Japan’s new Prime Minister Yukio Hatoyama said Thursday he hoped to visit Copenhagen next week to lobby for Tokyo’s 2016 Summer Olympic bid, reports AFP. He said, “I’m getting strong requests from the Tokyo Metropolitan Government and sports officials. If the schedule allows me, I want to seriously consider going to Copenhagen”.
He said he has already started lobbying world leaders on Tokyo’s bid by making use of his attendance at the two-day summit in Pittsburgh as well as the UN General Assembly in New York.
He added, “I want to make a decision as quickly as possible”.
Also Thursday the White House said U.S. President Barack Obama may fly to Copenhagen to support Chicago’s 2016 bid. But the White House administration also stressed that no final decision has been made on a presidential visit.
Karl Christian Koch, chairman of the Danish coordination group for the IOC meeting, reportedly said the President’s visit was still at the rumour stage.

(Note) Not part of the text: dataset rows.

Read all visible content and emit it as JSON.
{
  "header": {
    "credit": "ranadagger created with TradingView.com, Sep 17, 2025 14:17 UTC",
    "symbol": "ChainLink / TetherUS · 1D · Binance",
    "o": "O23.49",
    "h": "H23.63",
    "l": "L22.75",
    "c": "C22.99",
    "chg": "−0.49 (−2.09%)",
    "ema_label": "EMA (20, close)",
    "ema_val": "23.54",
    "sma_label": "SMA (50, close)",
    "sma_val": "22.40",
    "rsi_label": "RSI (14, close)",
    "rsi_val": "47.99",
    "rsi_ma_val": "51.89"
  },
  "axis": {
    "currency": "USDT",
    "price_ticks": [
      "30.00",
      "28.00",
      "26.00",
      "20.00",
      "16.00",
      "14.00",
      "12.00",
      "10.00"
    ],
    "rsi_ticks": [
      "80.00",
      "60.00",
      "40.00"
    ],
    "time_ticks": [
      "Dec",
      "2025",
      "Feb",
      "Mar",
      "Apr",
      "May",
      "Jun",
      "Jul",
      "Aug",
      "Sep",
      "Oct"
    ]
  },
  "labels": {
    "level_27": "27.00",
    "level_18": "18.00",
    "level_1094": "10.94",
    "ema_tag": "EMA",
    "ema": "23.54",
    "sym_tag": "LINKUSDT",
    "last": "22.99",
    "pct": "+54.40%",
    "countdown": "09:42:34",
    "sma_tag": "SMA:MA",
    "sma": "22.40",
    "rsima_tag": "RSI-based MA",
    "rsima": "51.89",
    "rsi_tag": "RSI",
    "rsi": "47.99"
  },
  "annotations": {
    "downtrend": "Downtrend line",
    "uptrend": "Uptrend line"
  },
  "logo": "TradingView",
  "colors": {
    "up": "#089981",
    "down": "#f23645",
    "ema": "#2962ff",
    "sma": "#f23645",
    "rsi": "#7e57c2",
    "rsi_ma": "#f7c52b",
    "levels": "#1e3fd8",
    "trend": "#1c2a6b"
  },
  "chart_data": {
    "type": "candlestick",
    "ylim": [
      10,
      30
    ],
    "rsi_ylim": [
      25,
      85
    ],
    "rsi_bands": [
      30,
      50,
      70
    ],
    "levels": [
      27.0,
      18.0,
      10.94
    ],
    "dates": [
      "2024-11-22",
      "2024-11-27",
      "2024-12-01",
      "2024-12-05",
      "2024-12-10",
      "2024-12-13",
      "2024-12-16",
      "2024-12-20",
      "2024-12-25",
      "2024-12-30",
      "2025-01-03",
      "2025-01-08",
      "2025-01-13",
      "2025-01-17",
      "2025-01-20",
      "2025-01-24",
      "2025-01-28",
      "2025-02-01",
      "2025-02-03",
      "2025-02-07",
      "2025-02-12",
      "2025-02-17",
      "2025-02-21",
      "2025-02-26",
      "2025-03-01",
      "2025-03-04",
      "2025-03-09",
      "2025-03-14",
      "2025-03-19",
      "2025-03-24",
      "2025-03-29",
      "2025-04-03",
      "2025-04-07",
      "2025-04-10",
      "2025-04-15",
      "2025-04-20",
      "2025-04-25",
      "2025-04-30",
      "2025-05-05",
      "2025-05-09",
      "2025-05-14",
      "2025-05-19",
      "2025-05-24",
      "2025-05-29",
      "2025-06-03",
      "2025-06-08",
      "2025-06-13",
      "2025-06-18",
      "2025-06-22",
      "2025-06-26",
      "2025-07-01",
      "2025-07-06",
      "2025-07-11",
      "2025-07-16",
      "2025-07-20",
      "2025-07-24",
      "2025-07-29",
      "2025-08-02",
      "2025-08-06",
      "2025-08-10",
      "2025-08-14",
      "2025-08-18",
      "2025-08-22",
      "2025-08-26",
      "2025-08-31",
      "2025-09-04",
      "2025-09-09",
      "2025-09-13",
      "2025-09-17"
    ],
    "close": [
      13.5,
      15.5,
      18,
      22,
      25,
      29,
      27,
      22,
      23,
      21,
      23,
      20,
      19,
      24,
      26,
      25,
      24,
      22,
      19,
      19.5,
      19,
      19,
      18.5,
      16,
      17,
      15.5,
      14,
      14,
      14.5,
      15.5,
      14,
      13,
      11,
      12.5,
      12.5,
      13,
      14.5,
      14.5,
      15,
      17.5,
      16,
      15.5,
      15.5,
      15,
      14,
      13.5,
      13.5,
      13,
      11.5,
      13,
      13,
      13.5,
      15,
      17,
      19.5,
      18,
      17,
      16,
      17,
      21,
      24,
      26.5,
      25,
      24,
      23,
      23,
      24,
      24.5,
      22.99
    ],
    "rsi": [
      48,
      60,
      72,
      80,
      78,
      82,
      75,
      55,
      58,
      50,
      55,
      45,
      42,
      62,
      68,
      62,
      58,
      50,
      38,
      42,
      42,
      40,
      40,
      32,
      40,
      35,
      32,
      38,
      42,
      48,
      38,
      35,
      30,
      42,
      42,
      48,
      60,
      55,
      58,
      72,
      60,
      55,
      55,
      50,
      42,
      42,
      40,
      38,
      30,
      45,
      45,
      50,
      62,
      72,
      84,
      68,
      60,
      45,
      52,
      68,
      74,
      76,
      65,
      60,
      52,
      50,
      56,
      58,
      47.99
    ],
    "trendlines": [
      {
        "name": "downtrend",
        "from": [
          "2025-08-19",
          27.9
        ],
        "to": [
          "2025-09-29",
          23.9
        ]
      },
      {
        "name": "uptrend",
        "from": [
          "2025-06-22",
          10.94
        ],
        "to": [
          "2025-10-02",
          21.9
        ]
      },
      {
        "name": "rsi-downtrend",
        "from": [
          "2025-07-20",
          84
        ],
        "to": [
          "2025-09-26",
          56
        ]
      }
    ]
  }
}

Meanwhile WBBM Chicago reports that two “highly placed sources within the Olympic movement, who spoke on the condition of anonymity”, said that President Obama’s participation in Chicago’s final presentation to IOC members would probably be “a game changer in the host city voting”.
According to WBBM, one source said those couple of votes made by undecided IOC members and “face time with the president would go along way to winning them over”. The source reportedly added the dynamics of the voting could be what’s driving Mr. Obama’s changing travel plans because “he now knows his presence in Copenhagen would help win his hometown the gold”.